6 Factors to Enhance Your Home Loan Eligibility

Taking a home loan to buy your dream house is a viable option to manage your finances when you do not have other means, but a home loan is not as easy as it sounds. You will need to conduct exhaustive research and be well-informed about how it works. Before applying for a home loan, you will need to ensure that you meet your lender’s eligibility criteria. 

Home loan eligibility refers to the principal loan amount that you can get to buy your house. It indicates if you are eligible for a home loan. Your lender considers several factors in determining your eligibility, such as your age, income, credit score, employment type, age and location of the property, etc. 

The eligibility criteria vary across lenders, so you will have to check your lender before applying for a home loan. Here are the requirements that are common across all platforms: 

  1. You must be an Indian citizen working as an employee of an organization or a self-employed professional. 
  2. You must be 18 years of age at the time of application submission and not more than 65 years of age at the end of the loan tenure. 
  3. You must earn a minimum net monthly salary of Rs. 25,000 as a salaried person.  
  4. As a self-employed person, you must show a minimum yearly profit as per industry or profession. 
  5. You must hold a minimum of two years of work experience as a salaried individual and three years as a self-employed professional. 
  6. You must possess a minimum CIBIL score of 700. 

It is worth noting that your home loan eligibility may alter based on the age and location of the property that you wish to buy. 

What are the Factors that Help to Improve your Home Loan Eligibility?

  1. Stable household income
  2. Good credit history
  3. A healthy credit score
  4. Timely repayment of all EMIs and credit card bills
  5. No history of defaults for credit cards or any other loans
  6. Co-applicant with good income and credit score
  7. Minimum credit limit utilization
  8. Fewer dependents
  9. Regular rental income

What are Ideal Ways to Improve your Home Loan Eligibility?

Several factors go into enhancing your eligibility to secure a favourable home loan: 

  • Opt for prepayment

A great way to enhance your home loan eligibility would be pre-pay / foreclose your existing loans before applying for a new home loan. Having an existing loan in your name may cause a reduction in the maximum home loan amount you may be eligible for, or elicit a higher interest rate. Your lender will assume that you already have a debt to deal with. If the sum of your existing EMIs and the monthly EMI you would have to pay as a result of the new home loan is more than 60-70% of your monthly income, your lender may even reject your home loan application.  
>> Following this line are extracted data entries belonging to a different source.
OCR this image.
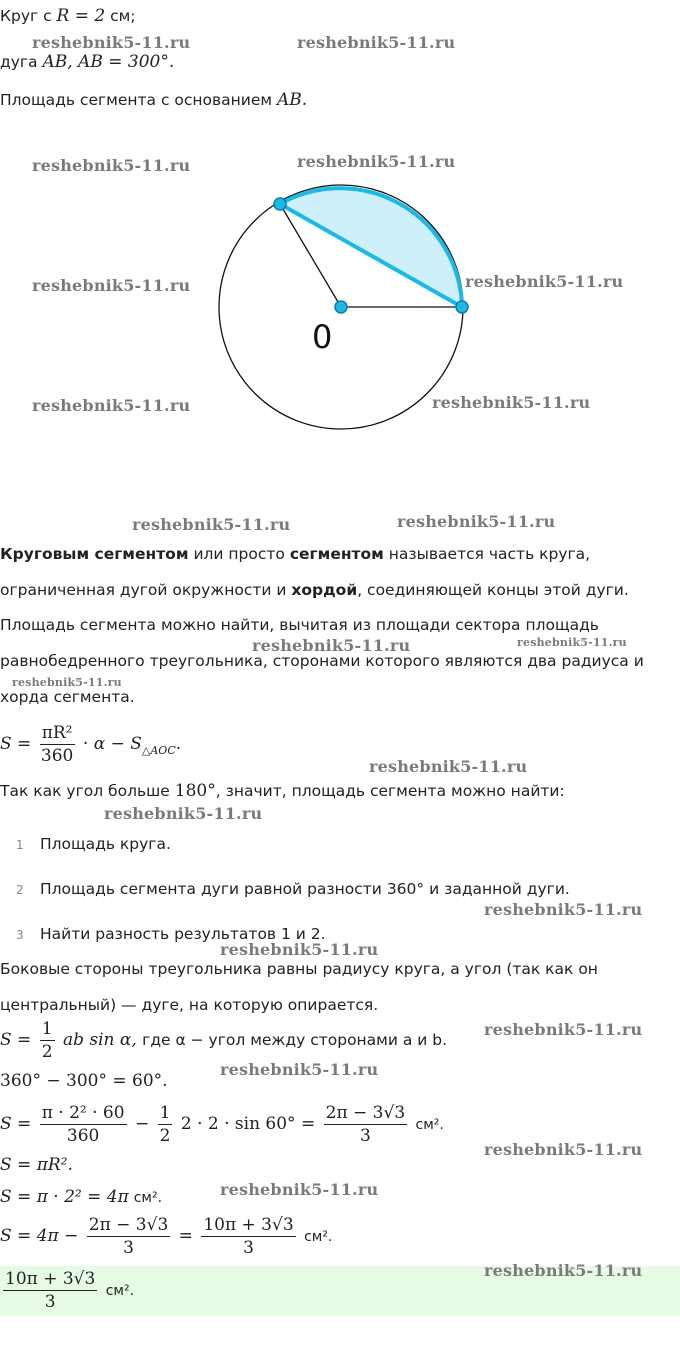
Круг с R = 2 см;
дуга AB, AB = 300°.
Площадь сегмента с основанием AB.
0
Круговым сегментом или просто сегментом называется часть круга,
ограниченная дугой окружности и хордой, соединяющей концы этой дуги.
Площадь сегмента можно найти, вычитая из площади сектора площадь
равнобедренного треугольника, сторонами которого являются два радиуса и
хорда сегмента.
$S = \frac{\text{πR²}}{360} \cdot \alpha - S_{\triangle AOC}$.
Так как угол больше 180°, значит, площадь сегмента можно найти:
1 Площадь круга.
2 Площадь сегмента дуги равной разности 360° и заданной дуги.
3 Найти разность результатов 1 и 2.
Боковые стороны треугольника равны радиусу круга, а угол (так как он
центральный) — дуге, на которую опирается.
$S = \frac{1}{2}$ ab sin α, где α − угол между сторонами a и b.
360° − 300° = 60°.
$S = \frac{\text{π · 2² · 60}}{360} - \frac{1}{2} 2 \cdot 2 \cdot \sin 60^\circ = \frac{2\pi - 3√3}{3} см^2$.
S = πR².
S = π · 2² = 4π см².
$S = 4\pi - \frac{2\pi - 3√3}{3} = \frac{10\pi + 3√3}{3} см^2$.
$\frac{10\pi + 3√3}{3} см^2$.
reshebnik5-11.ru	reshebnik5-11.ru
reshebnik5-11.ru	reshebnik5-11.ru
reshebnik5-11.ru	reshebnik5-11.ru
reshebnik5-11.ru	reshebnik5-11.ru
reshebnik5-11.ru	reshebnik5-11.ru
reshebnik5-11.ru	reshebnik5-11.ru
reshebnik5-11.ru
reshebnik5-11.ru
reshebnik5-11.ru
reshebnik5-11.ru
reshebnik5-11.ru
reshebnik5-11.ru
reshebnik5-11.ru
reshebnik5-11.ru
reshebnik5-11.ru
reshebnik5-11.ru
  • Maintain a healthy credit score

Your CIBIL score is a crucial factor considered by lenders to determine your creditworthiness. It helps lenders decide whether to approve or disapprove your loan. If you have a credit score that is above 700, you have a much higher chance of being considered a  risk-free borrower by most lenders. Having a healthy credit score enables you to secure a home loan, and you may even get the lowest home loan interest rates possible. 

  • Longer loan tenure

As a rule of thumb, lenders prefer borrowers who wish to pay their EMIs within a longer loan tenure. The reason can be attributed to the fact that borrowers will have enough time to repay the loan amount without any delays. A home loan with an extended repayment tenure enables you to repay it on time. 

One can use the home loan emi calculator online to understand the loan tenures. So, if you wish to reduce your EMIs, you can opt for a longer loan tenure. But, if you want to decrease your overall interest and repay your loan as quickly as possible, you should opt for a shorter loan tenure. This is definitely recommended as long as it doesn’t stretch your monthly budget. 

  • Add a co-applicant

If your spouse is currently working with a reputed company and has a good credit score, it would be wise to add them as a co-applicant. The benefit of having a co-applicant is that you can secure a higher loan amount. You can have more than one co-applicants. You will have to keep in mind that your spouse, family members, and siblings can be your co-applicants. Adding your family members as your co-applicants increases your home loan eligibility. 

  • Declare additional incomes 

By declaring additional sources of income, your repayment capacity increases significantly, and your eligibility for a home loan will also improve.